Le piante che sono state donate durante il viaggio che origine avevano?

“Sono state fornite dal Raggruppamento Carabinieri per la Biodiversità. Oltre a quella donata a Greta, due piante le ho consegnate all’ambasciatore d’Italia in Svezia Vinicio Tomi. Un’altra è stata omaggiata al sindaco dell’isola di Samsø, territorio completamente autosufficiente grazie all’energia rinnovabile prodotta dalle sue 11 turbine eoliche. Poi Strasburgo, presso la sede del Parlamento Europeo, e tante altre persone incontrare di tappa in tappa.”
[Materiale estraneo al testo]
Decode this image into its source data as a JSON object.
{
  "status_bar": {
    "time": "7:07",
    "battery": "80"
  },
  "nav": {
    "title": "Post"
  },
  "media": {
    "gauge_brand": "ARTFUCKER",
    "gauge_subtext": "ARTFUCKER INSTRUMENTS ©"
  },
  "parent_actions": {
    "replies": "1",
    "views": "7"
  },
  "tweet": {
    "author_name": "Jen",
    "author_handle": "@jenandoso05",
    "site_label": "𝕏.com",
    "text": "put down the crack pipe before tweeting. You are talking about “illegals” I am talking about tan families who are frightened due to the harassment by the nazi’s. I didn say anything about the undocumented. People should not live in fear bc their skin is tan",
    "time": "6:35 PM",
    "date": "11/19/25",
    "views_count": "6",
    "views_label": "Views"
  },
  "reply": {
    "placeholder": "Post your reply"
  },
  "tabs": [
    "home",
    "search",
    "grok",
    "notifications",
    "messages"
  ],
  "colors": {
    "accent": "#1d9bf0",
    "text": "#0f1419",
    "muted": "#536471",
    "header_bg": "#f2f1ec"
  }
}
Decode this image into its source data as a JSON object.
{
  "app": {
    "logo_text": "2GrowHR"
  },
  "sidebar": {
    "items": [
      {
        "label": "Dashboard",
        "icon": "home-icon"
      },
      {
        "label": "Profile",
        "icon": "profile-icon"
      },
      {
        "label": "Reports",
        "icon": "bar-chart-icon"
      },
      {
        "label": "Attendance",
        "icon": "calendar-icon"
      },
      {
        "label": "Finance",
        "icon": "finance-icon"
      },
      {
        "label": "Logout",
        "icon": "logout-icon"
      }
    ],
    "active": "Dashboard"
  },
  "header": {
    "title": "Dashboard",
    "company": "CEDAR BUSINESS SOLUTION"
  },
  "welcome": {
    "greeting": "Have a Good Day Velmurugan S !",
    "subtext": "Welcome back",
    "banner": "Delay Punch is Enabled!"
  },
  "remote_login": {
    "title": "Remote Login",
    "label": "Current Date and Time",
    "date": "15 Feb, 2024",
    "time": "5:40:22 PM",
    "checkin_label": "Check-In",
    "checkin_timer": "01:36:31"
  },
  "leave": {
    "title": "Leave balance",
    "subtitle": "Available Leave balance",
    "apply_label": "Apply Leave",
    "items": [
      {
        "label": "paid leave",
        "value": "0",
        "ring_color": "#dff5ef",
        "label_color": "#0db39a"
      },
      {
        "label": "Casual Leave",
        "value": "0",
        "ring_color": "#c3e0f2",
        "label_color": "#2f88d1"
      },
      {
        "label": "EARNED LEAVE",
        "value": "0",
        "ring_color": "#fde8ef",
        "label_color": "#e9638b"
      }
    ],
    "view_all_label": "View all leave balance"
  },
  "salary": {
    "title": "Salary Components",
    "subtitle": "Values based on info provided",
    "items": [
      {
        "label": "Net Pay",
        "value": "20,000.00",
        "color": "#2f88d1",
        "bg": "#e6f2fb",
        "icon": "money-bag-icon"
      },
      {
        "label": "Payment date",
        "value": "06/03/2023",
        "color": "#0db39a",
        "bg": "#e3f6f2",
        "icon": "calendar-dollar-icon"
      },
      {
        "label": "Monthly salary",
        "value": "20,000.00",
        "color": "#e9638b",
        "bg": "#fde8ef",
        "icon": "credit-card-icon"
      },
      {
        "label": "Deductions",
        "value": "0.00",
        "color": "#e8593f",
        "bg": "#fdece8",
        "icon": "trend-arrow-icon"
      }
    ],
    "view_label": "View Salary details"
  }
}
Con cosa sei tornata da questo viaggio?

“Siamo vivendo una fase storica molto difficile e certamente di fronte a quanto sta accadendo in Europa in questo momento, adottare un albero può apparire come un gesto quasi insignificante.

Eppure, pensando al futuro, è un gesto importante. Sono spesso le piccole azioni come queste che insieme fanno la differenza. Mai come ora sarebbe importante poter disporre di fonti di energia rinnovabili o comunque alternative.”

Hai già in mente nuovi progetti per il 2022?

“Prima di tutto devo completare il progetto, non ho ancora piantumato tutti e 2022 gli alberi. Nei prossimi mesi mi dedicherò quindi a questo obiettivo.”